The general high priority doesn’t change, and there’s been no real pivot to Asia. The major change is the effort – to some extent by Obama and the Trump administration – to dig us out after the wars in Afghanistan and particularly Iraq. The Obama administration, for example, had a very different policy toward Iraq than its predecessor. Bush got in and Obama essentially got out, and now [under the Trump administration] we’re back in a small way. Most of the main pieces of American policy in the Middle East remain a priority: the alliances with Israel, Jordan, Egypt, the Gulf countries and, at least since 1979, the huge problem of the Islamic Republic of Iran.
Given these trends, what do you believe the course of American policy should be moving forward?
We’ve got two huge problems that we have to try to handle. One of them is Islamic extremism of the ISIS or al-Qaeda variety, which has been a problem for decades. The other is Iran and the growing power and influence of the Islamic Republic with its greater intervention in the region and its nuclear weapons program.
What I argue in my book is that the temptation to say, “We don’t have time for things like democracy and human rights—we have real problems like security issues that we need to deal with,” is really a mistake, because some of our allies—the ones that fell like Mubarak and the others too, that saw uprisings—were not stable because they were not legitimate rulers. I don’t think that backing illegitimate rulers is a formula for stability; It’s certainly not a formula for democracy or human rights. And I argue that when we’re talking about Islamic extremism, we’ve got to recognize that it is a set of ideas. It is a set of ideas that tell you what legitimate government should look like, what good government should look like, how you should lead your life properly.

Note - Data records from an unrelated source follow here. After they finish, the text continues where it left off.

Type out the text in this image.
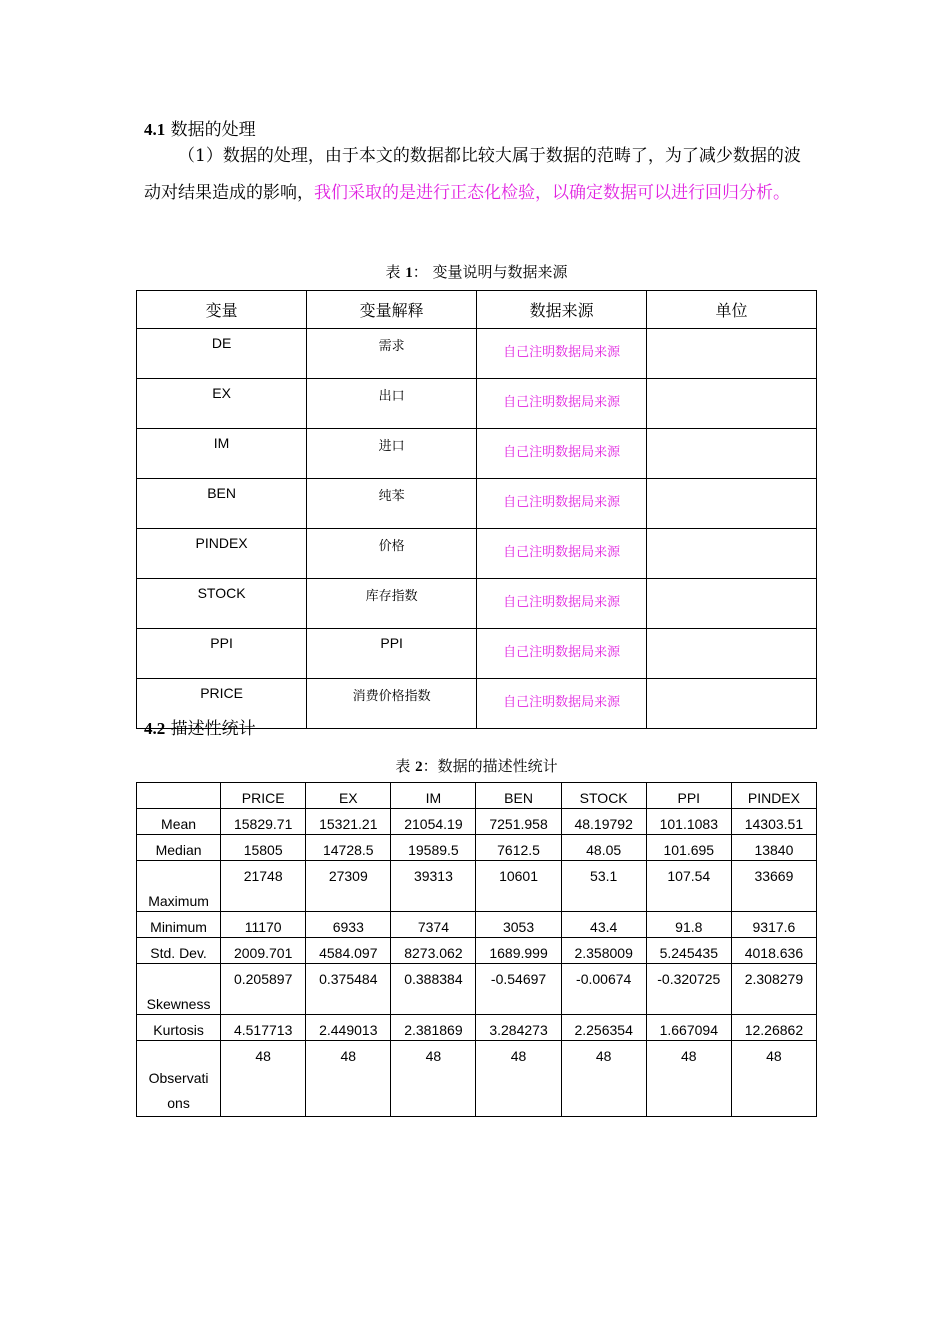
4.1 数据的处理
（1）数据的处理，由于本文的数据都比较大属于数据的范畴了，为了减少数据的波动对结果造成的影响，我们采取的是进行正态化检验，以确定数据可以进行回归分析。
表 1： 变量说明与数据来源
变量	变量解释	数据来源	单位
DE	需求	自己注明数据局来源	
EX	出口	自己注明数据局来源	
IM	进口	自己注明数据局来源	
BEN	纯苯	自己注明数据局来源	
PINDEX	价格	自己注明数据局来源	
STOCK	库存指数	自己注明数据局来源	
PPI	PPI	自己注明数据局来源	
PRICE	消费价格指数	自己注明数据局来源	
4.2 描述性统计
表 2：数据的描述性统计
	PRICE	EX	IM	BEN	STOCK	PPI	PINDEX
Mean	15829.71	15321.21	21054.19	7251.958	48.19792	101.1083	14303.51
Median	15805	14728.5	19589.5	7612.5	48.05	101.695	13840
Maximum	21748	27309	39313	10601	53.1	107.54	33669
Minimum	11170	6933	7374	3053	43.4	91.8	9317.6
Std. Dev.	2009.701	4584.097	8273.062	1689.999	2.358009	5.245435	4018.636
Skewness	0.205897	0.375484	0.388384	-0.54697	-0.00674	-0.320725	2.308279
Kurtosis	4.517713	2.449013	2.381869	3.284273	2.256354	1.667094	12.26862
Observati
ons	48	48	48	48	48	48	48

There is a debate in Muslim societies, including Arab societies, over whether the Islamic view is correct or incorrect. I don’t think policemen and soldiers can win that debate. They can suppress the debate, they can jail a lot of people and they can kill a lot of people, but that does not persuade people that different ideas are better. For that, you need politics. You need to persuade people, which is much easier in a democracy. I am making the argument [in my book] that if you want stability in the Middle East in the long run, you need to open the political systems up so there can be this debate.
Pragmatically, what do you think is hindering American realization that we need to change our foreign policy in the Middle East?

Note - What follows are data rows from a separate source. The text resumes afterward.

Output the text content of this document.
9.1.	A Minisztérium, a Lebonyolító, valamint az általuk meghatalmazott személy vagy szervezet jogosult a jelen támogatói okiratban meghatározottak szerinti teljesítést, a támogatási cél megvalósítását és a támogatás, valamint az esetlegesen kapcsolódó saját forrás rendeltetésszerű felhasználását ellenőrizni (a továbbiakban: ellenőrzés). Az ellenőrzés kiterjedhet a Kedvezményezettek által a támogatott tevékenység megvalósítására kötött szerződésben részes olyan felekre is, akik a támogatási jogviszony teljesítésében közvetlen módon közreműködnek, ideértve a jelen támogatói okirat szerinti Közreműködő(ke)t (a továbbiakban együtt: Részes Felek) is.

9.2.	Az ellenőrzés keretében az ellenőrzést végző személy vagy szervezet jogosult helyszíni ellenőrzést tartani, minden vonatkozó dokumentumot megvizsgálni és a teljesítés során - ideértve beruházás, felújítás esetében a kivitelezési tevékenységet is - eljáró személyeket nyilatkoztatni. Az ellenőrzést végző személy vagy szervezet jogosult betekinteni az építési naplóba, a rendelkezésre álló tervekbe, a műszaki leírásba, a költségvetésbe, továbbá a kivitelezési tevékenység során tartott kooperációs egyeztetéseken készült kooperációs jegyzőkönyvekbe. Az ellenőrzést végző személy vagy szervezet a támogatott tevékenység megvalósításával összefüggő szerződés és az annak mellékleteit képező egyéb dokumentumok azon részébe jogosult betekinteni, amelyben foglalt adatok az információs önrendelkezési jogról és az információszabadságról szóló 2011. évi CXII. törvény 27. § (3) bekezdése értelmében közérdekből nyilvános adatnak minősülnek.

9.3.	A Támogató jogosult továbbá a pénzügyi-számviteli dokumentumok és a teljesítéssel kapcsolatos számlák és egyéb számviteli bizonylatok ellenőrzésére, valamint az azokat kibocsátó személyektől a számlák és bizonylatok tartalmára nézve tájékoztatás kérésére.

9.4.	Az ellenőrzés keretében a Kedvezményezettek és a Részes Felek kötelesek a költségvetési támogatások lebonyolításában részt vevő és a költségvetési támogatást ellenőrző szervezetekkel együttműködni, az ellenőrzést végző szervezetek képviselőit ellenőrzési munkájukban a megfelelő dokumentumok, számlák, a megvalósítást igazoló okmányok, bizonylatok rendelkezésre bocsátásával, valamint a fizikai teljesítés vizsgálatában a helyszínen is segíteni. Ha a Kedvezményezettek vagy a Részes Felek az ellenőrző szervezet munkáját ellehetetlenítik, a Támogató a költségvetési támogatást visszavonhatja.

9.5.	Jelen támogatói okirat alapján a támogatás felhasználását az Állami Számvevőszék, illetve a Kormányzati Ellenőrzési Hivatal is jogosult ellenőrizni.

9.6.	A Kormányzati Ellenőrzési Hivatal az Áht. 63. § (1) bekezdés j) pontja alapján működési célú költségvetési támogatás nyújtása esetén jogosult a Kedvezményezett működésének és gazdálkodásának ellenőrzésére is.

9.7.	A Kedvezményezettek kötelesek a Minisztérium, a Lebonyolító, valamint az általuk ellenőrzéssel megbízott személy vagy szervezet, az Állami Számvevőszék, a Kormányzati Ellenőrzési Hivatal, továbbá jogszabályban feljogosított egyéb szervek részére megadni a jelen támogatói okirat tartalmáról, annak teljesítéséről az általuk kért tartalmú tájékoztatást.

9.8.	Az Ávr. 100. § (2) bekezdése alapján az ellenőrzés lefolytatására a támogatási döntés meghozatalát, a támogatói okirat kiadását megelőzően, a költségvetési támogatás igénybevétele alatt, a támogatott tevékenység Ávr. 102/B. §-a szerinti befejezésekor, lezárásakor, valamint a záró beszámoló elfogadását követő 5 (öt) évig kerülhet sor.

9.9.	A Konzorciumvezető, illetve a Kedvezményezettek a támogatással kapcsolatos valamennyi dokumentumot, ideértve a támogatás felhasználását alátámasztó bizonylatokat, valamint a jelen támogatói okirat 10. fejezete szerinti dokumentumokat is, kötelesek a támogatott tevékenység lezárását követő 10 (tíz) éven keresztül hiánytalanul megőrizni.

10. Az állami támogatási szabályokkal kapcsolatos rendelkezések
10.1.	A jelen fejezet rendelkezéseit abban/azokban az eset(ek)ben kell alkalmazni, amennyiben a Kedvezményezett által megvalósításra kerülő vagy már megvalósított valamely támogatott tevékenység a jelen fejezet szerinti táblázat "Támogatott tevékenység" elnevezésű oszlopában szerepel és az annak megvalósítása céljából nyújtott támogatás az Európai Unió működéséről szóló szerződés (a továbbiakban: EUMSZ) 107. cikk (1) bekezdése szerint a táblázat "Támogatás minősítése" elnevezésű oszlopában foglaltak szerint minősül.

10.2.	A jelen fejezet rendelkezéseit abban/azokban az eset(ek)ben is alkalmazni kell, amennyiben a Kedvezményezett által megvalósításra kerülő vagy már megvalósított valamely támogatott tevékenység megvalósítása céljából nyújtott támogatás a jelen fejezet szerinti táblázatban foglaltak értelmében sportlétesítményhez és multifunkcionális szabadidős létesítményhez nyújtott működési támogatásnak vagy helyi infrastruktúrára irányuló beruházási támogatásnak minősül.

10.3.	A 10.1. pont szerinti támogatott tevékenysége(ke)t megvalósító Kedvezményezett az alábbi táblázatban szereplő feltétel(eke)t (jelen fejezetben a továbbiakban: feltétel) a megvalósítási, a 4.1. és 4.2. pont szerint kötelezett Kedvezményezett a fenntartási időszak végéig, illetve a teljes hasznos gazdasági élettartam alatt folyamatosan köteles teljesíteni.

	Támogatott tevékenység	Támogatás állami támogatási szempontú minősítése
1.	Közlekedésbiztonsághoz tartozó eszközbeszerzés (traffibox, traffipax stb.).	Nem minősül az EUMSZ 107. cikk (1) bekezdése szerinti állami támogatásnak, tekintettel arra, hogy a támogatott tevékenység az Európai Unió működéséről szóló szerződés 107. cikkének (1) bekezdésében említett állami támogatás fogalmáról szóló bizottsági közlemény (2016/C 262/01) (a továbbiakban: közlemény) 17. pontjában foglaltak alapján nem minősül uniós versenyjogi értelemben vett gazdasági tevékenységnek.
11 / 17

First, the Arab Spring gave rise to tremendous optimism that was then crushed because, except in Tunisia, these uprisings failed. So they’ve given way to a kind of pessimism and fatigue.
And there has always been bigotry that exists that Islam is incompatible with democracy. Or, maybe Islam isn’t, but Arab culture is. I think Arab culture is a real obstacle for democracy for many reasons, treatment of women being one of them.
So I am not surprised that after this [bigotry], and particularly after the Iraq war and the challenge of Jihadis, what a lot of people say is, “Look, let’s be realistic. These are nice dreams to have [that the Middle East will become democratic] and maybe someday, but now we have a real security problem. Now we have somebody like General Sisi who is our ally, who is going to take on the problem—so let’s just work with him and forget about the other stuff.”
My argument is that what people call realism—realpolitik—I don’t think it’s very realistic.
If an uprising like the Arab Spring wasn’t able to spark a change in the U.S. political mindset, who or what do you think would be able to spark that change?
I need to be careful when I speak about this, but we’re never going to bring democracy to the Middle East. Only the Middle East can do that. This is going to be up to the people of the region. I would like us, at least, not to make it harder for them to achieve democracy and respect for human rights.
And as [countries in the Middle East] make more progress, I think there will be more support [for them from the United States]. If you go up to Congress now and you say, “I’d like to argue for more support for Tunisia,” you will get a hearing and you will get votes. Because people say, “Tunisia? What they’re doing is perfect and we want to help.”
Success breeds success. It’s going to take more progress on the ground in the Middle East to reawaken that optimism in the United States.
This transcript has been lightly edited for clarity and length.
Elliott Abrams is a Senior Fellow for Middle Eastern Studies at the Council on Foreign Relations in Washington, D.C. He served in the Reagan administration as Assistant Secretary of State, and he served as Deputy Assistant to the President and Deputy National Security Advisor under George W. Bush, where he supervised U.S. policy in the Middle East for the White House. He is a member of the board of the National Endowment for Democracy and teaches U.S. foreign policy at Georgetown University's Edmund A. Walsh School of Foreign Service. He is the author of five books, including, most recently, Realism and Democracy: American Foreign Policy After the Arab Spring.